The accesses to A[i][k] go through a row of the array. Adjacent elements of the row are stored in adjacent elements of memory. Thus, when A[i][k] is loaded into the cache, the elements that fall on the same cache line will be in the same row. If we are dealing with a matrix of doubles, then each array element uses the 64-bit IEEE format, so there are 8 bytes per array element. If our cache has lines of 64 bytes, then there are eight array elements per line. Thus, when we load an array element into a cache line, we also load seven other array elements around it. As we go through the A[i][k], we'll miss the cache once every eight times through the loop. Thus, the average number of cache misses per iteration is 0.125.

Finally, let's look at the accesses to B[k][j]. Here, we're going through a column, and each element is 4n bytes beyond the previous element in the column. We'll never find B[k][j] in the cache unless it was loaded during the iteration through the previous row. But, if n is large enough, the bottom of the previous column will flush from the cache anything cached during the top of the previous column. And by the time we get to the bottom of the current column, the top of that column would flush from the cache anything that might have been loaded in the previous column. Thus, we'll miss the cache on each access to B[k][j], and so there are on average 1.00 cache misses for B.

Let's tabulate these results.

Average misses per iteration of innermost loop
A[i][k] misses0.125
B[k][j] misses1.000
C[i][j] misses0.000
total misses1.125

On average, we'll miss the cache 1.125 times every time through the loop.

14.5.2. The kij implementation

Now let's consider a slightly different implementation. The only thing that has changed here is that we have placed the k loop first, so that the innermost loop iterates through the j.
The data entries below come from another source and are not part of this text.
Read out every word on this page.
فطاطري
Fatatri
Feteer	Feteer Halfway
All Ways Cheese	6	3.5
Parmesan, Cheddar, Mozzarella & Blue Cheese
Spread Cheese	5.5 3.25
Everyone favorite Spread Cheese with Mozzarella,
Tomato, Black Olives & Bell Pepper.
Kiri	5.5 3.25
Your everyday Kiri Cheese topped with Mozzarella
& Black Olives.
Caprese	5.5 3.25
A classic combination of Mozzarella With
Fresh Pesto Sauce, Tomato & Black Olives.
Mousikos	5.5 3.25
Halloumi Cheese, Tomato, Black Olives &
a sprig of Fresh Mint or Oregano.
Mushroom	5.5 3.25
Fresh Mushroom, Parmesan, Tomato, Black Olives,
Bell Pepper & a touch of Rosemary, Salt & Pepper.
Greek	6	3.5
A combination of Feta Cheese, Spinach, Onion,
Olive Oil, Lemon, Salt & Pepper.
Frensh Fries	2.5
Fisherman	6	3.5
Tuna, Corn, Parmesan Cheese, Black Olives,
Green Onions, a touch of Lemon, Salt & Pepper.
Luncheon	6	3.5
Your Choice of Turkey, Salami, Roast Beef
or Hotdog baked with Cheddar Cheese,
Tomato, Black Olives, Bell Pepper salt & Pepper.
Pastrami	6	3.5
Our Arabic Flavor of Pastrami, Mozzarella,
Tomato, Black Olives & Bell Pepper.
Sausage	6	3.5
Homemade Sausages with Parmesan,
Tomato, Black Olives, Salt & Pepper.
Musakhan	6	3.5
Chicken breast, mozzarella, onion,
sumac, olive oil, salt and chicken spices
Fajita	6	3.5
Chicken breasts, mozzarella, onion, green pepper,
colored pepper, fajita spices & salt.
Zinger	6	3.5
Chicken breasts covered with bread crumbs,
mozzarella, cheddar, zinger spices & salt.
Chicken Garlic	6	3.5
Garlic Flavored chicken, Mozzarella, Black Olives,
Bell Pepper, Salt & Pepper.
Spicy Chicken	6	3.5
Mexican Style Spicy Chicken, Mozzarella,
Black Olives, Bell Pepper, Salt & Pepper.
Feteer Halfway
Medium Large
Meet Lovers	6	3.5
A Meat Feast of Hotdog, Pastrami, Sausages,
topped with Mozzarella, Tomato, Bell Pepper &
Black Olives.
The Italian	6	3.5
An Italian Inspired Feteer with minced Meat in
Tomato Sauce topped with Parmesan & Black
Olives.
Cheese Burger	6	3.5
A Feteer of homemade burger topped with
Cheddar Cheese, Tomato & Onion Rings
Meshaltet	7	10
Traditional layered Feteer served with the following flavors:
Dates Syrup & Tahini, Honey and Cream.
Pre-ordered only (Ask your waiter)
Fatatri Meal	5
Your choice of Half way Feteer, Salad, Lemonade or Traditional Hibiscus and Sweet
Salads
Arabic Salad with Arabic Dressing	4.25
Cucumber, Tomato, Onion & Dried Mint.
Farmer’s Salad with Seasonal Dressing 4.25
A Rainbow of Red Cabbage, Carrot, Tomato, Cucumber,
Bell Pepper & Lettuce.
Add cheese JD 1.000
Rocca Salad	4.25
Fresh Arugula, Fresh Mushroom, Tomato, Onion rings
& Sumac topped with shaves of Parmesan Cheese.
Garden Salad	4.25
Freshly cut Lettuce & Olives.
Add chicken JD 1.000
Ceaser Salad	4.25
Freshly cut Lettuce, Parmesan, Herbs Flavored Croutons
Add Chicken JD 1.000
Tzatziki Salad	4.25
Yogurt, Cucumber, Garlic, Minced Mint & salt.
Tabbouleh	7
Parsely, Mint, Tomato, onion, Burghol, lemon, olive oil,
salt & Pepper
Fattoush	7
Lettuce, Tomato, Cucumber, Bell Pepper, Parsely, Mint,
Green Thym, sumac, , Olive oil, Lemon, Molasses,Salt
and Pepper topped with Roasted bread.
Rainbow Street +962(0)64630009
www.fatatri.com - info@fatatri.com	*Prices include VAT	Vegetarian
The code computes exactly the same matrix as before.

for(k = 0; k < nk++) {
    for(i = 0; i < ni++) {
        for(j = 0; j < nj++) {
            C[i][j] += A[i][k] * B[k][j];
        }
    }
}

If we think about how many misses we have here, we see that the access to C[i][j] misses on average every 0.125 times through the inner loop over j (since we're going through a single row of C), the access to A[i][k] does not miss the cache, and the access to B[k][j] misses on average every 0.125 times through the inner loop.

Average misses per iteration of innermost loop
A[i][k] misses0.000
B[k][j] misses0.125
C[i][j] misses0.125
total misses0.250

If cache misses were all that mattered, we would expect this alternative implementation to take as little as 20% as much time as our first ijk implementation.

This may not be the entire story, since the second implementation both reads and writes to C[i][j] each time through the loop, while the accesses to C[i][j] in the first implementation could be factored out entirely. Thus, it wouldn't be entirely surprising if the second implementation were actually slower.

14.5.3. Tests

We can perform some tests to see what happens. The following table reports the results of some tests performed on a Pentium D chip. The numbers represent the number of nanoseconds per iteration of the inner loop. That is, the number is the total amount of time spent on the multiplication divided by n³.

n ijk kij
32 2.94 4.47
64 3.03 4.02
128 2.84 3.85
256 5.96 3.95
512 20.04 3.80

For small n, we don't expect to see a huge difference, and that's reflected in our numbers: If the matrix doesn't have many rows, then a full column will fit into the cache. As a result, when we go through the inner loop for one value of j in our ijk implementation, the cache will load the entire jth column of B, and for the next value of j the cache will find every entry of B.

But for larger n, an entire column will not fit into the cache. And, indeed, we see that ijk becomes much slower when n reaches 512. That the jump occurs at 512 isn't surprising: The Pentium D's L1 cache has 256 lines. Indeed, we see that when n is 512, the time for is roughly 5 times the time for kij, as predicted by our analysis.